Accounting has been hailed by many as the “language of business”. There are many quotations like “A pen is mightier than the sword but no match for the accountant” by Jonathan Glancey which tell us about the power and importance of accounting.

The text book definition of accounting states that it includes recording, summarizing, reporting and analyzing financial data. Let us try and understand the components of accounting to understand what it really means:

  1. Recording

    The primary function of accounting is to make records of all the transactions that the firm enters into. Recognizing what qualifies as a transaction and making a record of the same is called bookkeeping.

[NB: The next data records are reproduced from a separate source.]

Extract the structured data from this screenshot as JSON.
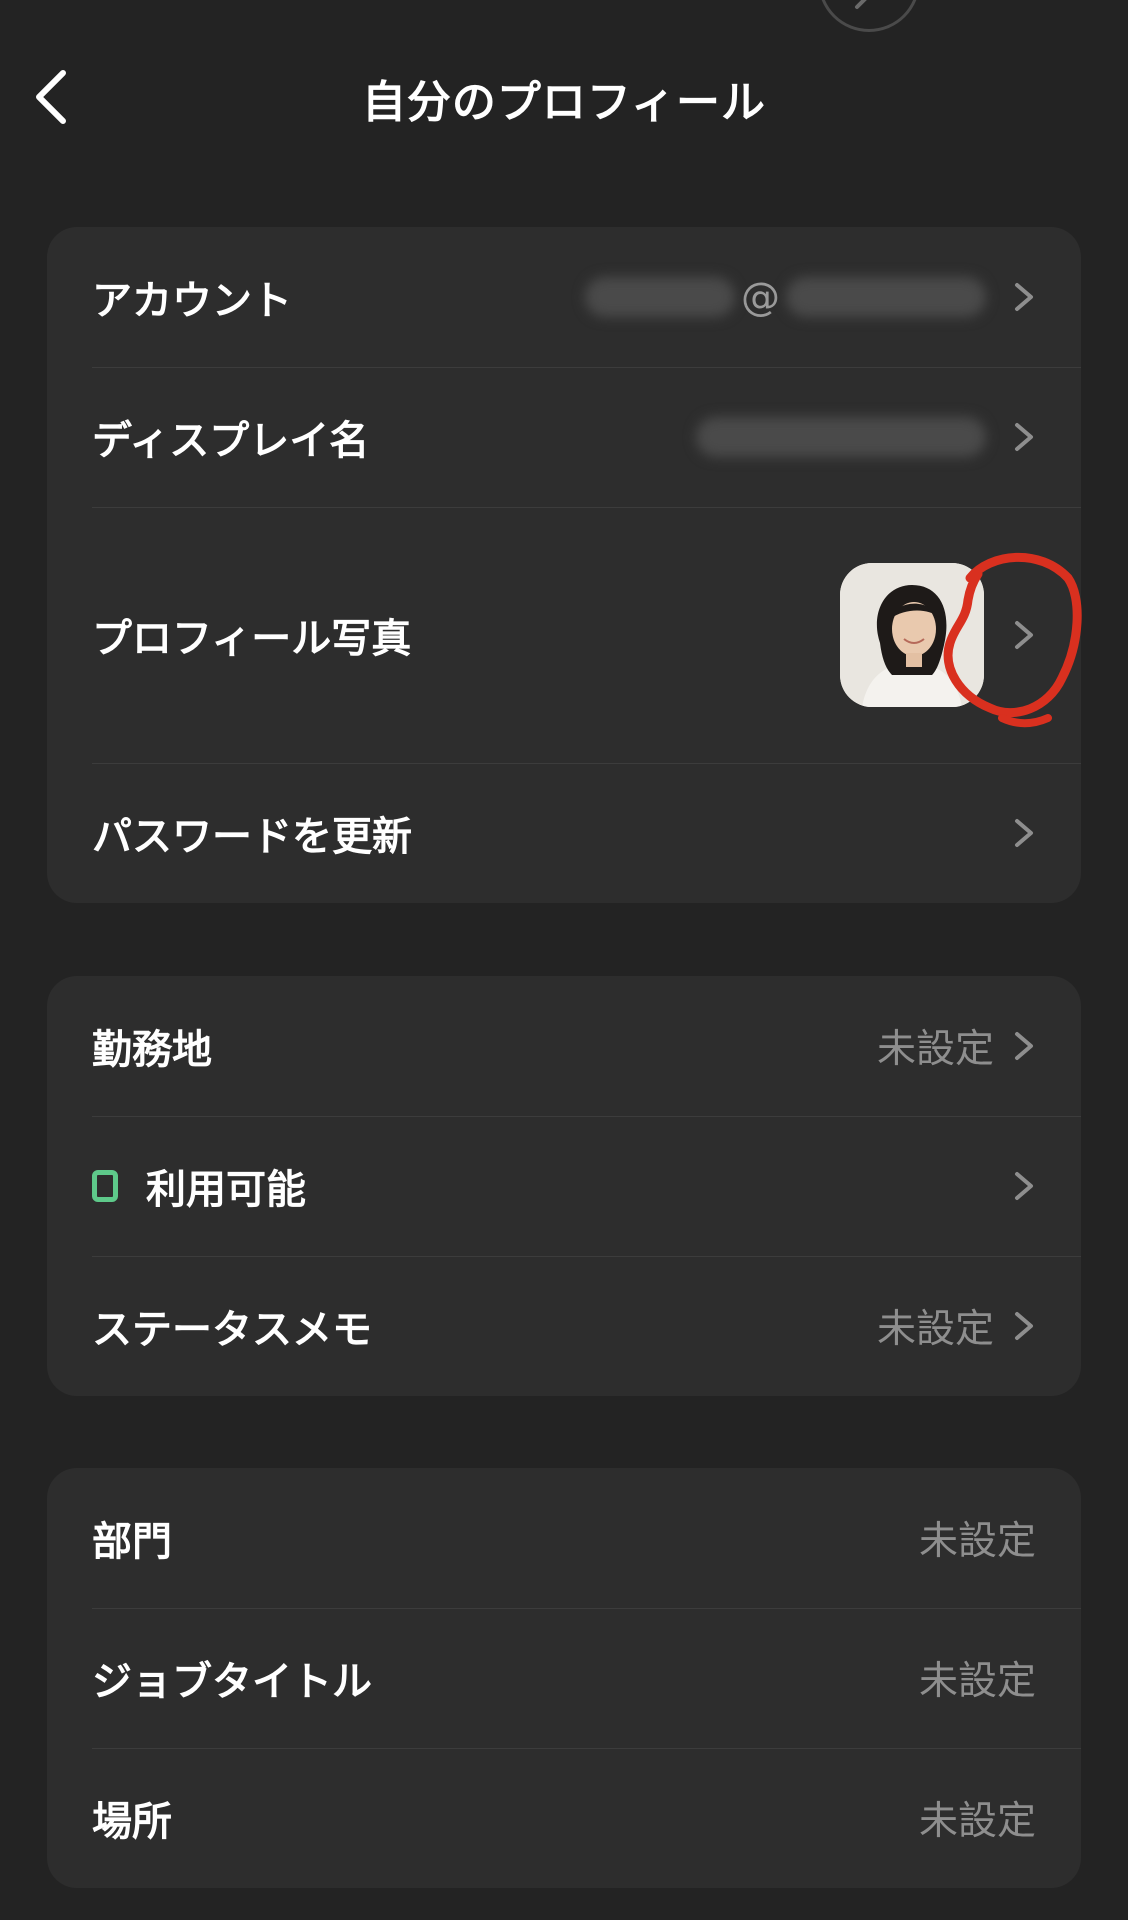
{
  "header": {
    "title": "自分のプロフィール"
  },
  "account_section": {
    "items": [
      {
        "label": "アカウント",
        "value": "@"
      },
      {
        "label": "ディスプレイ名"
      },
      {
        "label": "プロフィール写真"
      },
      {
        "label": "パスワードを更新"
      }
    ]
  },
  "status_section": {
    "items": [
      {
        "label": "勤務地",
        "value": "未設定"
      },
      {
        "label": "利用可能"
      },
      {
        "label": "ステータスメモ",
        "value": "未設定"
      }
    ]
  },
  "info_section": {
    "items": [
      {
        "label": "部門",
        "value": "未設定"
      },
      {
        "label": "ジョブタイトル",
        "value": "未設定"
      },
      {
        "label": "場所",
        "value": "未設定"
      }
    ]
  },
  "colors": {
    "background": "#232323",
    "card": "#2d2d2d",
    "text_primary": "#ffffff",
    "text_secondary": "#8e8e8e",
    "status_available": "#5ec98a",
    "annotation": "#d9301f"
  }
}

    Bookkeeping is narrower in scope than accounting and concerns only the recording part. For the purpose of recording, accountants maintain a set of books. Their procedures are very systematic. Nowadays, computers have been deployed to automatically account for transactions as they happen.

  2. Summarizing

    Recording for transactions creates raw data. Pages and pages of raw data are of little use to an organization for decision making. For this reason, accountants classify data into categories. These categories are defined in the chart of accounts. As and when transactions occur, two things happen, firstly an individual record is made and secondly the summary record is updated.

    For instance a sale to Mr. X for Rs 100 would appear as:

    • Sale to Mr. X for Rs 100
    • Increase the total sales (summary) from 500 to 600
  3. Reporting

    Management is answerable to the investors about the company’s state of affairs. The owners need to be periodically updated about the operations that are being financed with their money. For this reason, there are periodic reports which are sent to them.

    Usually the frequency of these reports is quarterly and there is one annual report which summarizes the performance of all four quarters. Reporting is usually done in the form of financial statements. These financial statements are regulated by government bodies to ensure that there is no misleading financial reporting.

  4. Analyzing

    Lastly, accounting entails conducting an analysis of the results. After results have been summarized and reported, meaningful conclusions need to be drawn. Management must find out its positive and negative points. Accounting helps in doing so by means of comparison. It is common practice to compare profits, cash, sales, assets, etc with each other to analyze the performance of the business.